Here’s what fatigue means to me, how I experienced it. My hands felt light as a feather and heavy as granite at the same time. I wanted to live and experience life but the shell of my organic being would not cooperate. I discovered radio and books you could listen to and I held on to that vein of connecting with all the ferocity my feathers would muster. I would listen to music, stories, news …as the days passed. I would pause the sounds to hear who was in the house on watch. They respected my wishes of not asking me how I felt. This was during the great brain swelling that was really ever so slight. But that’s all it took to throw my world into a lupus loop (I had to use that…I’ve been dying to use the lupus loop–it’s cheesy but just let me have it).
I was myself but not. I was irritable times three, less or more depending on the day. I was someone it sounds like I might not have liked too much unless I loved them. If that was the case, I would have been up the creek or SOL. I had a lot of people who loved me and stuck it out. No Facebook, definitely no Twitter. They called each other and spread the word on good days and strings of bad days. Days still too freshly painful to tell about here even though it hardly seems like a decade is fitting of referencing the amount of time that has passed.
Some ideas forever lost because I was too tired to write them down. Even if the pen and paper were right there I was frozen. I was stuck. I would say the idea over and over hoping it would come back to me one day, maybe in a dream. How could I forget it when the idea made me feel alive but I was trapped and couldn’t even think of taking the step to get it on paper. It was lost.
My shaky legs and shaky hands cooperated from time to time. On those lovely days, I ran around outside from sun up to sundown taking pictures. I would look at them later. I wanted to capture as much as I could of the world to have it within an arms reach.
People that have never experienced debilitating fatigue can chose to believe it can be that bad or not. It will not change my experience. I am not lazy. I am not unmotivated. I dropped out of high school to have my first child and never stopped until reaching my goal of walking down the graduation aisle at the university. It was a dream and I fought for it. Fatigue it’s more than being tired. Just as grieving for a dear loved one is more than just a little sad. This isn’t something you can just will away. I tried. In addition to not being lazy, I am stubborn, impatient, and stubborn again. I thought fatigue was something you didn’t even mention at a doctor’s appointment as a real symptom for a long time..you were just supposed to deal with it.

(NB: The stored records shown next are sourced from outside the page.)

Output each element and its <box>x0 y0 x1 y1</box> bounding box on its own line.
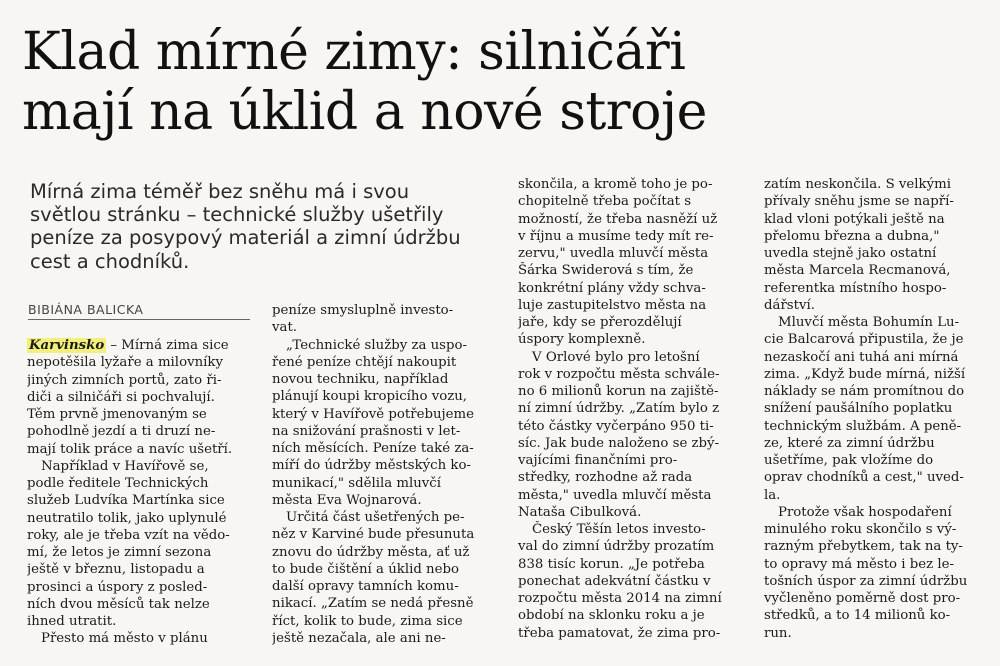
article-line: který v Havířově potřebujeme <box>272 406 474 422</box>
article-column-2 <box>272 302 497 647</box>
article-line: ních měsících. Peníze také za- <box>272 441 474 456</box>
article-line: úspory komplexně. <box>518 332 646 348</box>
article-line: města," uvedla mluvčí města <box>518 487 712 503</box>
article-line: tošních úspor za zimní údržbu <box>764 573 968 589</box>
article-column-3 <box>518 176 745 642</box>
article-line: této částky vyčerpáno 950 ti- <box>518 418 714 434</box>
article-line: rok v rozpočtu města schvále- <box>518 366 720 382</box>
article-line: Přesto má město v plánu <box>41 631 208 647</box>
article-line: Protože však hospodaření <box>778 504 952 520</box>
article-line: peníze smysluplně investo- <box>272 303 454 318</box>
article-line: podle ředitele Technických <box>27 476 209 491</box>
article-line: třeba pamatovat, že zima pro- <box>518 625 721 641</box>
article-line: dářství. <box>764 297 815 313</box>
article-line: nikací. „Zatím se nedá přesně <box>272 596 474 612</box>
article-line: chopitelně třeba počítat s <box>518 194 692 210</box>
lead-paragraph <box>30 180 500 273</box>
article-line-text: – Mírná zima sice <box>106 338 229 353</box>
byline: BIBIÁNA BALICKA <box>28 302 144 317</box>
article-line: „Technické služby za uspo- <box>286 337 468 353</box>
article-line: Český Těšín letos investo- <box>532 522 706 537</box>
article-line: přívaly sněhu jsme se napří- <box>764 194 954 210</box>
article-line: novou techniku, například <box>272 372 449 387</box>
article-line: razným přebytkem, tak na ty- <box>764 539 963 555</box>
article-line: zervu," uvedla mluvčí města <box>518 246 709 261</box>
article-line: cie Balcarová připustila, že je <box>764 332 964 348</box>
headline-line-2: mají na úklid a nové stroje <box>22 82 707 142</box>
article-line: konkrétní plány vždy schva- <box>518 280 706 296</box>
article-line: vajícími finančními pro- <box>518 453 678 468</box>
article-line: neutratilo tolik, jako uplynulé <box>27 510 227 526</box>
article-line: přelomu března a dubna," <box>764 228 940 244</box>
article-line: prosinci a úspory z posled- <box>27 579 208 595</box>
article-line: ihned utratit. <box>27 614 117 629</box>
article-line: to opravy má město i bez le- <box>764 556 954 572</box>
article-line: zima. „Když bude mírná, nižší <box>764 366 966 382</box>
dateline-place: Karvinsko <box>29 338 105 353</box>
article-line: období na sklonku roku a je <box>518 608 705 624</box>
article-line: pohodlně jezdí a ti druzí ne- <box>27 424 216 440</box>
article-line: munikací," sdělila mluvčí <box>272 475 441 491</box>
article-line: val do zimní údržby prozatím <box>518 539 715 555</box>
lead-line: cest a chodníků. <box>30 249 190 273</box>
article-column-1 <box>27 337 252 648</box>
article-line: míří do údržby městských ko- <box>272 458 471 474</box>
article-line: středky, rozhodne až rada <box>518 470 693 486</box>
article-line: 838 tisíc korun. „Je potřeba <box>518 556 705 572</box>
article-line: roky, ale je třeba vzít na vědo- <box>27 527 230 543</box>
headline-line-1: Klad mírné zimy: silničáři <box>22 22 686 82</box>
article-line: jiných zimních portů, zato ři- <box>27 372 222 388</box>
article-line: na snižování prašnosti v let- <box>272 423 461 439</box>
headline <box>22 22 982 142</box>
article-line: Mluvčí města Bohumín Lu- <box>778 315 960 330</box>
article-line: skončila, a kromě toho je po- <box>518 177 713 192</box>
article-line: to bude čištění a úklid nebo <box>272 561 460 577</box>
article-line: Šárka Swiderová s tím, že <box>518 263 694 279</box>
article-line: la. <box>764 487 781 503</box>
article-line: ních dvou měsíců tak nelze <box>27 596 210 612</box>
article-line: uvedla stejně jako ostatní <box>764 246 937 261</box>
article-line: mí, že letos je zimní sezona <box>27 545 212 560</box>
article-line: nepotěšila lyžaře a milovníky <box>27 355 223 371</box>
article-line: ní zimní údržby. „Zatím bylo z <box>518 401 720 417</box>
article-line: jaře, kdy se přerozdělují <box>518 315 682 330</box>
lead-line: Mírná zima téměř bez sněhu má i svou <box>30 180 410 203</box>
article-line: města Eva Wojnarová. <box>272 492 422 508</box>
article-line: v říjnu a musíme tedy mít re- <box>518 228 714 244</box>
byline-rule <box>28 319 250 320</box>
article-line: snížení paušálního poplatku <box>764 401 953 417</box>
article-line: znovu do údržby města, ať už <box>272 544 470 560</box>
article-line: ponechat adekvátní částku v <box>518 573 711 589</box>
article-line: mají tolik práce a navíc ušetří. <box>27 441 233 457</box>
article-column-4 <box>764 176 991 642</box>
article-line: náklady se nám promítnou do <box>764 384 965 399</box>
article-line: Nataša Cibulková. <box>518 504 642 520</box>
article-line: města Marcela Recmanová, <box>764 263 951 279</box>
article-line: další opravy tamních komu- <box>272 579 459 594</box>
article-line: říct, kolik to bude, zima sice <box>272 613 463 629</box>
article-line: no 6 milionů korun na zajiště- <box>518 384 719 399</box>
article-line: Například v Havířově se, <box>41 458 209 474</box>
article-line: Těm prvně jmenovaným se <box>27 407 207 422</box>
article-line: rozpočtu města 2014 na zimní <box>518 591 722 606</box>
article-line: diči a silničáři si pochvalují. <box>27 389 215 405</box>
article-line: ještě nezačala, ale ani ne- <box>272 630 446 646</box>
article-line: run. <box>764 625 792 641</box>
article-line: služeb Ludvíka Martínka sice <box>27 493 225 509</box>
article-line: středků, a to 14 milionů ko- <box>764 608 951 624</box>
article-line: V Orlové bylo pro letošní <box>532 349 700 365</box>
lead-line: světlou stránku – technické služby ušetřily <box>30 203 444 227</box>
lead-line: peníze za posypový materiál a zimní údržbu <box>30 226 461 250</box>
article-line: plánují koupi kropicího vozu, <box>272 389 468 405</box>
article-line: ze, které za zimní údržbu <box>764 435 935 451</box>
article-line: klad vloni potýkali ještě na <box>764 211 945 227</box>
article-line: ušetříme, pak vložíme do <box>764 453 934 468</box>
article-line: luje zastupitelstvo města na <box>518 297 707 313</box>
article-line: síc. Jak bude naloženo se zbý- <box>518 435 720 451</box>
article-line: referentka místního hospo- <box>764 280 947 296</box>
article-line: řené peníze chtějí nakoupit <box>272 354 457 370</box>
article-line: něz v Karviné bude přesunuta <box>272 527 475 543</box>
article-line: vat. <box>272 320 298 336</box>
article-line: ještě v březnu, listopadu a <box>27 562 205 578</box>
article-line: zatím neskončila. S velkými <box>764 177 951 192</box>
article-line: minulého roku skončilo s vý- <box>764 522 957 537</box>
article-line: možností, že třeba nasněží už <box>518 211 718 227</box>
article-line: vyčleněno poměrně dost pro- <box>764 591 961 606</box>
article-line: Určitá část ušetřených pe- <box>286 510 465 525</box>
article-line: nezaskočí ani tuhá ani mírná <box>764 349 959 365</box>
article-line: oprav chodníků a cest," uved- <box>764 470 964 486</box>
article-line: technickým službám. A peně- <box>764 418 962 434</box>
article-line <box>27 337 252 354</box>
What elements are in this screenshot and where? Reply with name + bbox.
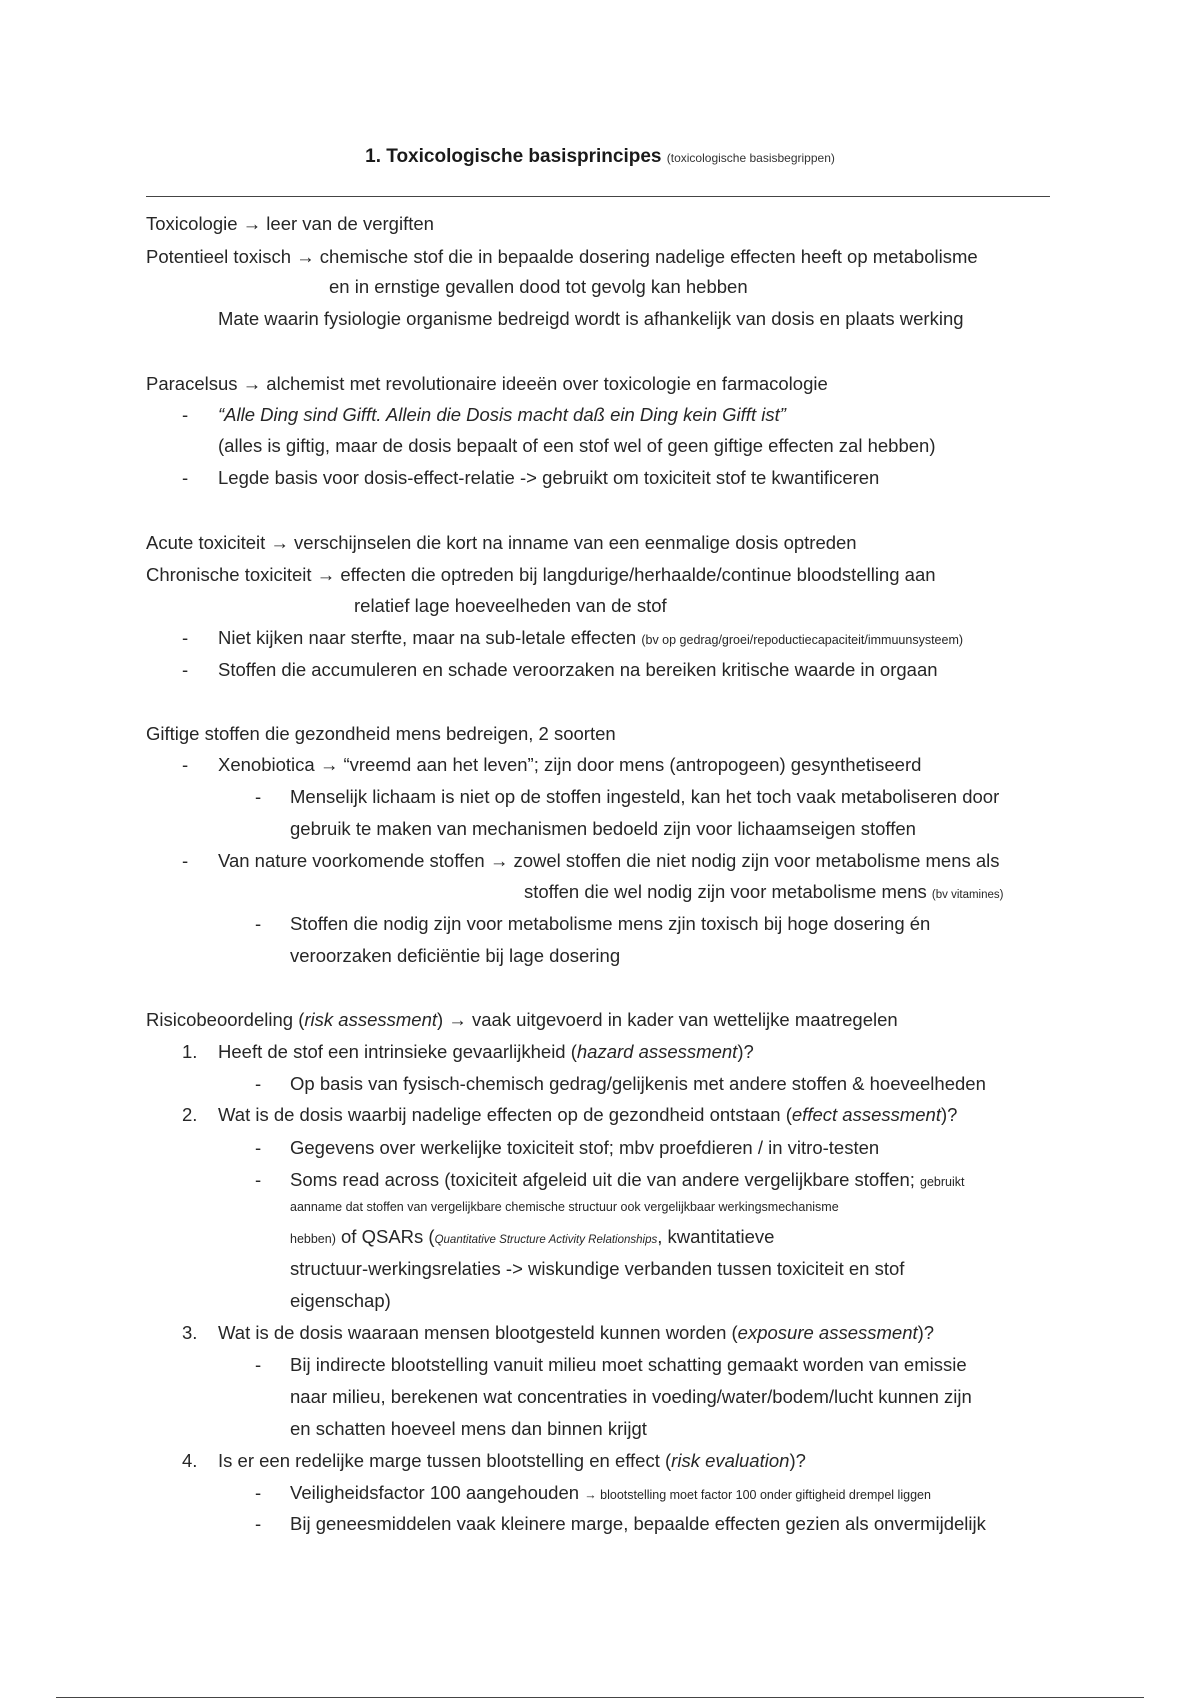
q4-detail-1	[290, 1482, 931, 1506]
s2-line1: Paracelsus → alchemist met revolutionaire ideeën over toxicologie en farmacologie	[146, 373, 828, 394]
q2-d2-b: gebruikt	[920, 1175, 965, 1189]
s1-line4: Mate waarin fysiologie organisme bedreigd wordt is afhankelijk van dosis en plaats werking	[218, 308, 964, 329]
bullet-dash: -	[182, 850, 189, 871]
q2-d2-g: , kwantitatieve	[657, 1226, 775, 1247]
question-3	[218, 1322, 934, 1344]
q3-c: )?	[917, 1322, 935, 1343]
s1-line3: en in ernstige gevallen dood tot gevolg kan hebben	[329, 276, 748, 297]
s4-line7: Stoffen die nodig zijn voor metabolisme mens zjin toxisch bij hoge dosering én	[290, 913, 931, 934]
s4-line6	[524, 881, 1003, 906]
bullet-dash: -	[255, 1354, 262, 1375]
q2-detail-2c	[290, 1226, 774, 1251]
paracelsus-quote	[218, 404, 786, 426]
q2-d2-f: Quantitative Structure Activity Relationships	[434, 1234, 658, 1246]
q1-c: )?	[737, 1041, 754, 1062]
bullet-dash: -	[255, 786, 262, 807]
s4-line8: veroorzaken deficiëntie bij lage dosering	[290, 945, 621, 966]
bullet-dash: -	[255, 1073, 262, 1094]
q1-a: Heeft de stof een intrinsieke gevaarlijkheid (	[218, 1041, 577, 1062]
q4-c: )?	[789, 1450, 806, 1471]
list-number: 2.	[182, 1104, 198, 1125]
bullet-dash: -	[255, 1137, 262, 1158]
q3-detail-1c: en schatten hoeveel mens dan binnen krijgt	[290, 1418, 647, 1439]
s5-line1-a: Risicobeoordeling (	[146, 1009, 305, 1030]
bullet-dash: -	[255, 1482, 262, 1503]
bullet-dash: -	[182, 754, 189, 775]
s2-line3: (alles is giftig, maar de dosis bepaalt of een stof wel of geen giftige effecten zal hebben)	[218, 435, 936, 456]
s5-line1	[146, 1009, 898, 1031]
q4-detail-2: Bij geneesmiddelen vaak kleinere marge, bepaalde effecten gezien als onvermijdelijk	[290, 1513, 986, 1534]
bullet-dash: -	[182, 467, 189, 488]
s2-line4: Legde basis voor dosis-effect-relatie -> gebruikt om toxiciteit stof te kwantificeren	[218, 467, 880, 488]
q2-b: effect assessment	[791, 1104, 941, 1125]
question-1	[218, 1041, 754, 1063]
bullet-dash: -	[182, 659, 189, 680]
bullet-dash: -	[255, 1513, 262, 1534]
s3-line2: Chronische toxiciteit → effecten die optreden bij langdurige/herhaalde/continue bloodstelling aan	[146, 564, 936, 585]
title-subtitle: (toxicologische basisbegrippen)	[666, 151, 835, 165]
q2-detail-2e: eigenschap)	[290, 1290, 391, 1311]
q1-b: hazard assessment	[576, 1041, 738, 1062]
q2-d2-e: of QSARs (	[335, 1226, 435, 1247]
q3-b: exposure assessment	[737, 1322, 918, 1343]
s3-line5: Stoffen die accumuleren en schade veroorzaken na bereiken kritische waarde in orgaan	[218, 659, 938, 680]
list-number: 4.	[182, 1450, 198, 1471]
s3-line3: relatief lage hoeveelheden van de stof	[354, 595, 667, 616]
s5-line1-b: risk assessment	[304, 1009, 437, 1030]
q4-a: Is er een redelijke marge tussen blootstelling en effect (	[218, 1450, 672, 1471]
bullet-dash: -	[255, 1169, 262, 1190]
q2-a: Wat is de dosis waarbij nadelige effecten op de gezondheid ontstaan (	[218, 1104, 792, 1125]
list-number: 1.	[182, 1041, 198, 1062]
question-4	[218, 1450, 806, 1472]
bullet-dash: -	[182, 404, 189, 425]
quote-text: “Alle Ding sind Gifft. Allein die Dosis macht daß ein Ding kein Gifft ist”	[218, 404, 786, 425]
question-2	[218, 1104, 957, 1126]
s4-line5: Van nature voorkomende stoffen → zowel stoffen die niet nodig zijn voor metabolisme mens als	[218, 850, 1000, 871]
s3-line4	[218, 627, 963, 651]
q2-detail-2b: aanname dat stoffen van vergelijkbare chemische structuur ook vergelijkbaar werkingsmechanisme	[290, 1200, 839, 1214]
s4-line6-note: (bv vitamines)	[931, 889, 1004, 901]
title-divider	[146, 196, 1050, 197]
q4-b: risk evaluation	[671, 1450, 790, 1471]
title-main: 1. Toxicologische basisprincipes	[365, 146, 662, 167]
s4-line2: Xenobiotica → “vreemd aan het leven”; zijn door mens (antropogeen) gesynthetiseerd	[218, 754, 922, 775]
s4-line4: gebruik te maken van mechanismen bedoeld zijn voor lichaamseigen stoffen	[290, 818, 916, 839]
s4-line6-main: stoffen die wel nodig zijn voor metabolisme mens	[524, 881, 932, 902]
s4-line3: Menselijk lichaam is niet op de stoffen ingesteld, kan het toch vaak metaboliseren door	[290, 786, 1000, 807]
q1-detail-1: Op basis van fysisch-chemisch gedrag/gelijkenis met andere stoffen & hoeveelheden	[290, 1073, 986, 1094]
page-title	[0, 146, 1200, 168]
q2-d2-d: hebben)	[290, 1232, 336, 1246]
q3-detail-1b: naar milieu, berekenen wat concentraties in voeding/water/bodem/lucht kunnen zijn	[290, 1386, 972, 1407]
bullet-dash: -	[182, 627, 189, 648]
s3-line4-note: (bv op gedrag/groei/repoductiecapaciteit/immuunsysteem)	[641, 633, 964, 647]
bullet-dash: -	[255, 913, 262, 934]
q2-d2-a: Soms read across (toxiciteit afgeleid uit die van andere vergelijkbare stoffen;	[290, 1169, 921, 1190]
q4-d1-a: Veiligheidsfactor 100 aangehouden	[290, 1482, 585, 1503]
footer-divider	[56, 1697, 1144, 1698]
s1-line1: Toxicologie → leer van de vergiften	[146, 213, 434, 234]
q2-detail-1: Gegevens over werkelijke toxiciteit stof; mbv proefdieren / in vitro-testen	[290, 1137, 880, 1158]
q2-detail-2d: structuur-werkingsrelaties -> wiskundige verbanden tussen toxiciteit en stof	[290, 1258, 905, 1279]
s5-line1-c: ) → vaak uitgevoerd in kader van wettelijke maatregelen	[437, 1009, 898, 1030]
s3-line1: Acute toxiciteit → verschijnselen die kort na inname van een eenmalige dosis optreden	[146, 532, 857, 553]
s3-line4-main: Niet kijken naar sterfte, maar na sub-letale effecten	[218, 627, 642, 648]
q4-d1-b: → blootstelling moet factor 100 onder giftigheid drempel liggen	[584, 1488, 931, 1502]
s4-line1: Giftige stoffen die gezondheid mens bedreigen, 2 soorten	[146, 723, 616, 744]
s1-line2: Potentieel toxisch → chemische stof die in bepaalde dosering nadelige effecten heeft op metabolisme	[146, 246, 978, 267]
q3-a: Wat is de dosis waaraan mensen blootgesteld kunnen worden (	[218, 1322, 738, 1343]
q2-detail-2a	[290, 1169, 965, 1193]
q2-c: )?	[940, 1104, 958, 1125]
q3-detail-1a: Bij indirecte blootstelling vanuit milieu moet schatting gemaakt worden van emissie	[290, 1354, 967, 1375]
list-number: 3.	[182, 1322, 198, 1343]
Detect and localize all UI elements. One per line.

With my lupus well under control, I am sometimes lulled into a false sense of security that I am immune to any of the old visitors like fatigue. The visits are few and far between. When they come I am a poor host so they will leave right away. I remind them of the old Mexican saying that visitors and fish start smelling bad after three days. Something I wouldn’t ever say to people visitors. They get the point and retreat back within me for the present. They remind me that I have been afforded a gift few have. Manage my disease with regular treatment and resources available or expect the smelly visitors back– on that visit, they will not leave without a fight. A fight I don’t want to have. I will prevent it as much as possible.
Here I am with my husband and son celebrating something worth celebrating..life! I was still greatly over my normal weight and hardly recognizable to those who hadn’t seen me in a while. My head was covered with a thick brush of new hair that graciously covered some stubborn bald spots.
Here’s me during the same time with a shiny new wig. My face is starting to get back to normal and so is my weight.
Here I am, so many years later. Older and with real hair now entering the salt and pepper stage with my husband.
If you have chronic fatigue or some other disease that tests your will, I have some advice. Know those feathers are strong, you will fly again. Don’t give up and keep your mind strong. Even if you can do nothing more than lay there for a while, use it to dream– dream and then figure out how to fly away and make it happen. I know you can do it.